All in all, they didn’t talk about much relating to her pregnancy. It was just silently accepted that he would do anything for her and the kid, whatever they need. He knew he wasn’t her dream – no, her dream was a man in a grave and a boy in her womb - and that was okay because he was fairly certain she wasn’t his dream either. But he was there to fill the chasm. He was there to hold her hand if she wanted him to, or to be a warm body to hold when her thoughts were with a cold one. He was a placeholder.

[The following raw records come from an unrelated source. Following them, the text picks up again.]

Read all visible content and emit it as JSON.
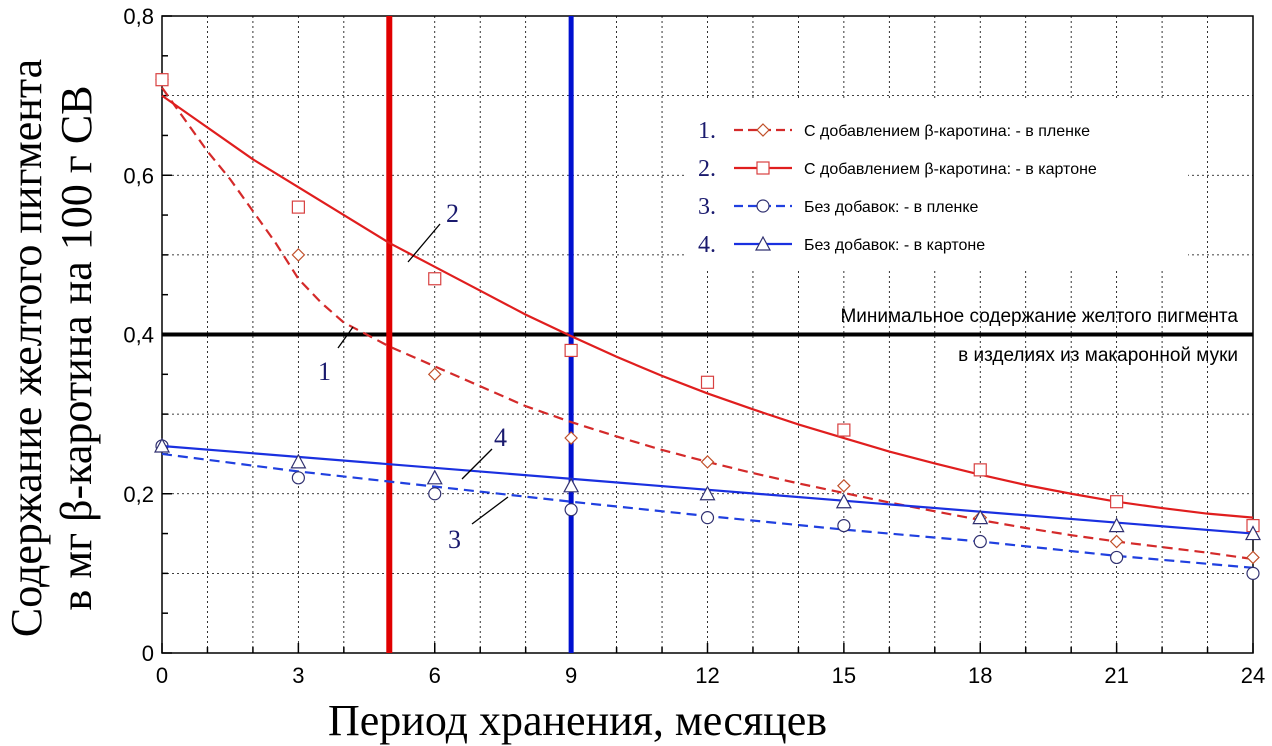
{
  "chart_data": {
    "type": "line",
    "xlabel": "Период хранения, месяцев",
    "ylabel_line1": "Содержание желтого пигмента",
    "ylabel_line2": "в мг  β-каротина на 100 г СВ",
    "xlim": [
      0,
      24
    ],
    "ylim": [
      0,
      0.8
    ],
    "xticks": [
      "0",
      "3",
      "6",
      "9",
      "12",
      "15",
      "18",
      "21",
      "24"
    ],
    "yticks": [
      "0",
      "0,2",
      "0,4",
      "0,6",
      "0,8"
    ],
    "grid": true,
    "legend_position": "top-right",
    "series": [
      {
        "num": "1.",
        "name": "С добавлением β-каротина: - в пленке",
        "color": "#d42a2a",
        "dash": "dashed",
        "marker": "diamond",
        "marker_color": "#c0502a",
        "callout": "1",
        "x": [
          0,
          3,
          6,
          9,
          12,
          15,
          18,
          21,
          24
        ],
        "y": [
          0.72,
          0.5,
          0.35,
          0.27,
          0.24,
          0.21,
          0.17,
          0.14,
          0.12
        ],
        "fit": [
          [
            0,
            0.71
          ],
          [
            0.5,
            0.67
          ],
          [
            1,
            0.63
          ],
          [
            1.5,
            0.595
          ],
          [
            2,
            0.555
          ],
          [
            2.5,
            0.515
          ],
          [
            3,
            0.47
          ],
          [
            3.5,
            0.44
          ],
          [
            4,
            0.415
          ],
          [
            5,
            0.385
          ],
          [
            6,
            0.36
          ],
          [
            7,
            0.335
          ],
          [
            8,
            0.31
          ],
          [
            9,
            0.29
          ],
          [
            10,
            0.272
          ],
          [
            11,
            0.255
          ],
          [
            12,
            0.24
          ],
          [
            13,
            0.226
          ],
          [
            14,
            0.213
          ],
          [
            15,
            0.201
          ],
          [
            16,
            0.189
          ],
          [
            17,
            0.178
          ],
          [
            18,
            0.167
          ],
          [
            19,
            0.157
          ],
          [
            20,
            0.148
          ],
          [
            21,
            0.14
          ],
          [
            22,
            0.133
          ],
          [
            23,
            0.126
          ],
          [
            24,
            0.118
          ]
        ]
      },
      {
        "num": "2.",
        "name": "С добавлением β-каротина: - в картоне",
        "color": "#e01e1e",
        "dash": "solid",
        "marker": "square",
        "marker_color": "#d84040",
        "callout": "2",
        "x": [
          0,
          3,
          6,
          9,
          12,
          15,
          18,
          21,
          24
        ],
        "y": [
          0.72,
          0.56,
          0.47,
          0.38,
          0.34,
          0.28,
          0.23,
          0.19,
          0.16
        ],
        "fit": [
          [
            0,
            0.7
          ],
          [
            1,
            0.66
          ],
          [
            2,
            0.62
          ],
          [
            3,
            0.585
          ],
          [
            4,
            0.55
          ],
          [
            5,
            0.515
          ],
          [
            6,
            0.485
          ],
          [
            7,
            0.455
          ],
          [
            8,
            0.425
          ],
          [
            9,
            0.398
          ],
          [
            10,
            0.372
          ],
          [
            11,
            0.348
          ],
          [
            12,
            0.326
          ],
          [
            13,
            0.306
          ],
          [
            14,
            0.287
          ],
          [
            15,
            0.27
          ],
          [
            16,
            0.253
          ],
          [
            17,
            0.238
          ],
          [
            18,
            0.224
          ],
          [
            19,
            0.211
          ],
          [
            20,
            0.2
          ],
          [
            21,
            0.19
          ],
          [
            22,
            0.182
          ],
          [
            23,
            0.175
          ],
          [
            24,
            0.17
          ]
        ]
      },
      {
        "num": "3.",
        "name": "Без добавок: - в пленке",
        "color": "#2040e0",
        "dash": "dashed",
        "marker": "circle",
        "marker_color": "#303070",
        "callout": "3",
        "x": [
          0,
          3,
          6,
          9,
          12,
          15,
          18,
          21,
          24
        ],
        "y": [
          0.26,
          0.22,
          0.2,
          0.18,
          0.17,
          0.16,
          0.14,
          0.12,
          0.1
        ],
        "fit": [
          [
            0,
            0.25
          ],
          [
            3,
            0.228
          ],
          [
            6,
            0.209
          ],
          [
            9,
            0.19
          ],
          [
            12,
            0.172
          ],
          [
            15,
            0.155
          ],
          [
            18,
            0.14
          ],
          [
            21,
            0.122
          ],
          [
            24,
            0.107
          ]
        ]
      },
      {
        "num": "4.",
        "name": "Без добавок: - в картоне",
        "color": "#1a30e0",
        "dash": "solid",
        "marker": "triangle",
        "marker_color": "#303070",
        "callout": "4",
        "x": [
          0,
          3,
          6,
          9,
          12,
          15,
          18,
          21,
          24
        ],
        "y": [
          0.26,
          0.24,
          0.22,
          0.21,
          0.2,
          0.19,
          0.17,
          0.16,
          0.15
        ],
        "fit": [
          [
            0,
            0.26
          ],
          [
            24,
            0.15
          ]
        ]
      }
    ],
    "reference_lines": {
      "horizontal": {
        "y": 0.4,
        "color": "#000000"
      },
      "vertical_red": {
        "x": 5,
        "color": "#e00000"
      },
      "vertical_blue": {
        "x": 9,
        "color": "#0010d0"
      }
    },
    "annotation_line1": "Минимальное содержание желтого пигмента",
    "annotation_line2": "в изделиях из макаронной муки"
  }
}
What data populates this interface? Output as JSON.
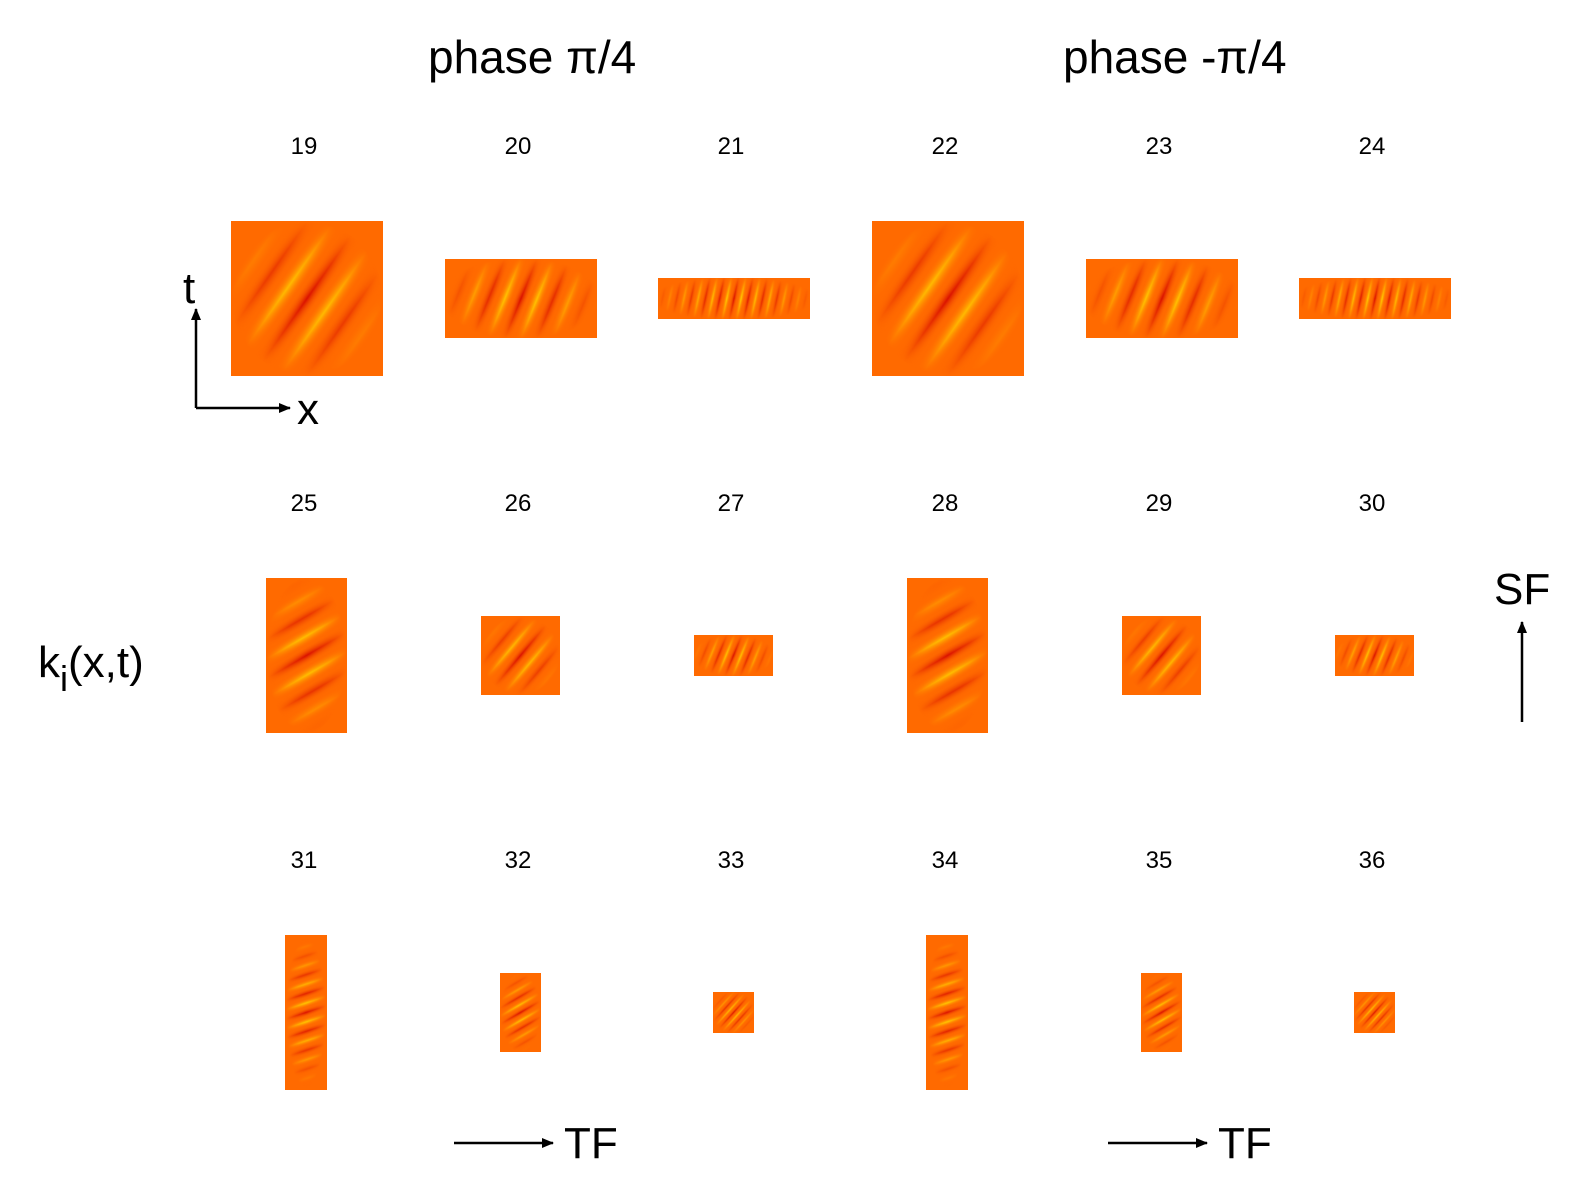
{
  "titles": {
    "left": "phase π/4",
    "right": "phase -π/4"
  },
  "axis": {
    "t_label": "t",
    "x_label": "x",
    "kernel_label_main": "k",
    "kernel_label_sub": "i",
    "kernel_label_args": "(x,t)",
    "sf_label": "SF",
    "tf_label_left": "TF",
    "tf_label_right": "TF"
  },
  "panels": [
    {
      "id": "19",
      "label": "19"
    },
    {
      "id": "20",
      "label": "20"
    },
    {
      "id": "21",
      "label": "21"
    },
    {
      "id": "22",
      "label": "22"
    },
    {
      "id": "23",
      "label": "23"
    },
    {
      "id": "24",
      "label": "24"
    },
    {
      "id": "25",
      "label": "25"
    },
    {
      "id": "26",
      "label": "26"
    },
    {
      "id": "27",
      "label": "27"
    },
    {
      "id": "28",
      "label": "28"
    },
    {
      "id": "29",
      "label": "29"
    },
    {
      "id": "30",
      "label": "30"
    },
    {
      "id": "31",
      "label": "31"
    },
    {
      "id": "32",
      "label": "32"
    },
    {
      "id": "33",
      "label": "33"
    },
    {
      "id": "34",
      "label": "34"
    },
    {
      "id": "35",
      "label": "35"
    },
    {
      "id": "36",
      "label": "36"
    }
  ],
  "colors": {
    "background_orange": "#ff6a00",
    "stripe_dark": "#d90f00",
    "stripe_light": "#ffd400"
  }
}
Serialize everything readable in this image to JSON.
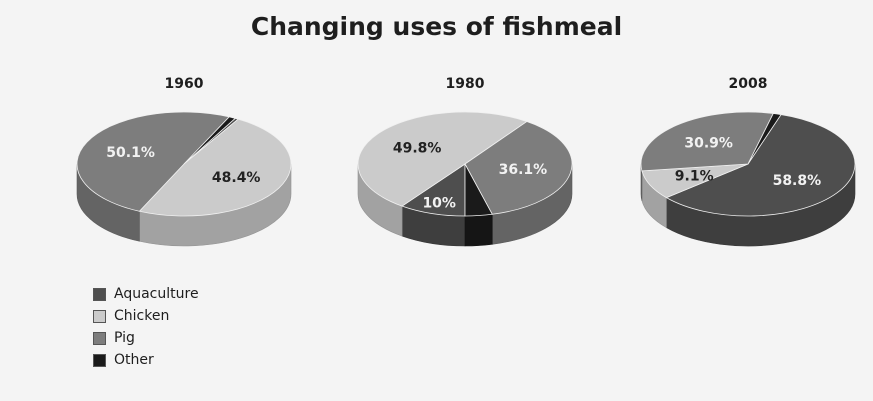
{
  "chart_data": {
    "type": "pie",
    "title": "Changing uses of fishmeal",
    "categories": [
      "Aquaculture",
      "Chicken",
      "Pig",
      "Other"
    ],
    "colors": {
      "Aquaculture": "#4e4e4e",
      "Chicken": "#cbcbcb",
      "Pig": "#7d7d7d",
      "Other": "#1a1a1a"
    },
    "legend_position": "bottom-left",
    "pies": [
      {
        "label": "1960",
        "values": {
          "Aquaculture": 0.5,
          "Chicken": 48.4,
          "Pig": 50.1,
          "Other": 1.0
        },
        "data_labels": {
          "Chicken": "48.4%",
          "Pig": "50.1%"
        }
      },
      {
        "label": "1980",
        "values": {
          "Aquaculture": 10,
          "Chicken": 49.8,
          "Pig": 36.1,
          "Other": 4.1
        },
        "data_labels": {
          "Aquaculture": "10%",
          "Chicken": "49.8%",
          "Pig": "36.1%"
        }
      },
      {
        "label": "2008",
        "values": {
          "Aquaculture": 58.8,
          "Chicken": 9.1,
          "Pig": 30.9,
          "Other": 1.2
        },
        "data_labels": {
          "Aquaculture": "58.8%",
          "Chicken": "9.1%",
          "Pig": "30.9%"
        }
      }
    ]
  }
}
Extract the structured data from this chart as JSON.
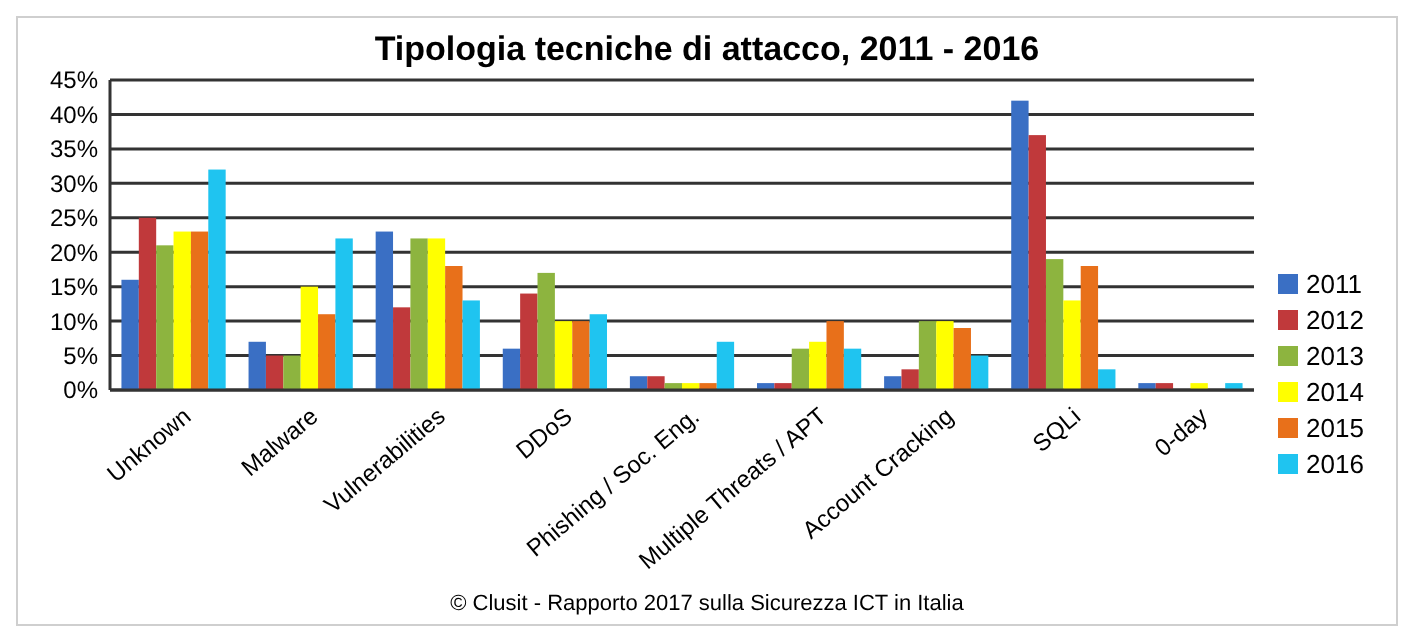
{
  "chart_data": {
    "type": "bar",
    "title": "Tipologia tecniche di attacco, 2011 - 2016",
    "categories": [
      "Unknown",
      "Malware",
      "Vulnerabilities",
      "DDoS",
      "Phishing / Soc. Eng.",
      "Multiple Threats / APT",
      "Account Cracking",
      "SQLi",
      "0-day"
    ],
    "series": [
      {
        "name": "2011",
        "color": "#3a6fc4",
        "values": [
          16,
          7,
          23,
          6,
          2,
          1,
          2,
          42,
          1
        ]
      },
      {
        "name": "2012",
        "color": "#c0393b",
        "values": [
          25,
          5,
          12,
          14,
          2,
          1,
          3,
          37,
          1
        ]
      },
      {
        "name": "2013",
        "color": "#8db43f",
        "values": [
          21,
          5,
          22,
          17,
          1,
          6,
          10,
          19,
          0
        ]
      },
      {
        "name": "2014",
        "color": "#ffff00",
        "values": [
          23,
          15,
          22,
          10,
          1,
          7,
          10,
          13,
          1
        ]
      },
      {
        "name": "2015",
        "color": "#e8701a",
        "values": [
          23,
          11,
          18,
          10,
          1,
          10,
          9,
          18,
          0
        ]
      },
      {
        "name": "2016",
        "color": "#1fc4f0",
        "values": [
          32,
          22,
          13,
          11,
          7,
          6,
          5,
          3,
          1
        ]
      }
    ],
    "ylim": [
      0,
      45
    ],
    "yticks": [
      {
        "value": 0,
        "label": "0%"
      },
      {
        "value": 5,
        "label": "5%"
      },
      {
        "value": 10,
        "label": "10%"
      },
      {
        "value": 15,
        "label": "15%"
      },
      {
        "value": 20,
        "label": "20%"
      },
      {
        "value": 25,
        "label": "25%"
      },
      {
        "value": 30,
        "label": "30%"
      },
      {
        "value": 35,
        "label": "35%"
      },
      {
        "value": 40,
        "label": "40%"
      },
      {
        "value": 45,
        "label": "45%"
      }
    ],
    "grid": "y",
    "legend": "right",
    "annotations": [
      "© Clusit - Rapporto 2017 sulla Sicurezza ICT in Italia"
    ]
  }
}
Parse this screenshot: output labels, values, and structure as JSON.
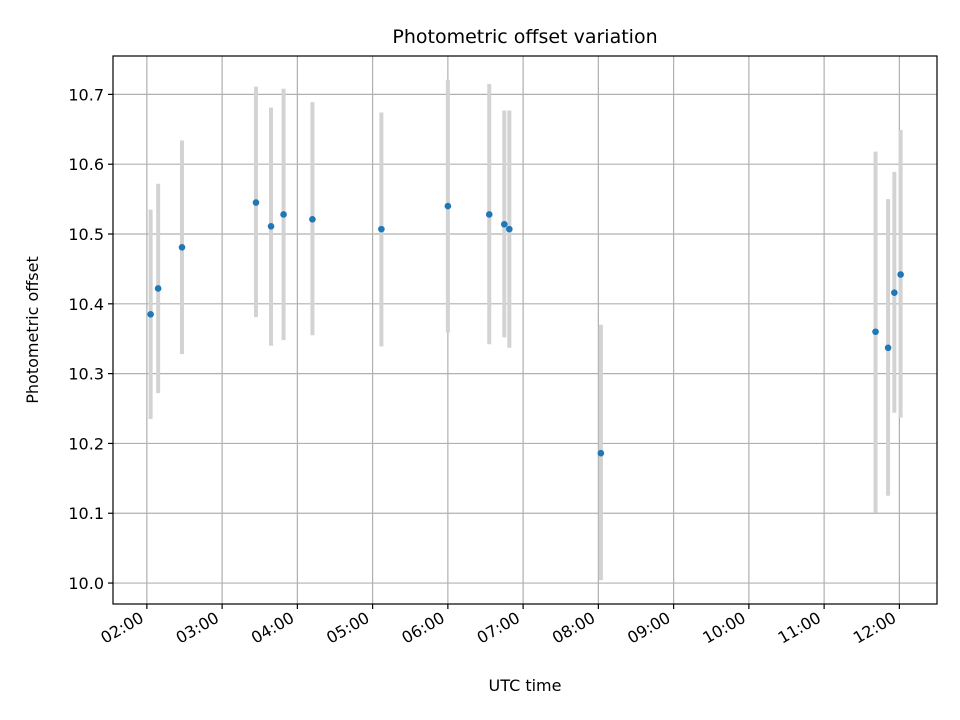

Maybe she was his placeholder, too.

**Author's Note:**

> I've always interpreted Doggett as being Scully's guard dog who's like, loyal and protects her. Kind of like a big brother (but a decent big brother, not a Bill Jr big brother). Although, actually, I think big brother's the wrong word. So, it's like one of my friends. He's older than me but I've known him since I was a little kid and I've always thought that he's essentially like a big brother because I call him up whenever I'm in trouble or whenever I'm panicking, and, like, I know we don't have to talk about it but we can talk about it? You know? But like, I don't think I could do that with my actual brother. It works specifically because we are not actually related. I can rib the heck out of him and vice versa like siblings, but he also has the perspective of an outside eye. And I know that he'll keep me safe. I kind of think Doggett and Scully's relationship is like that.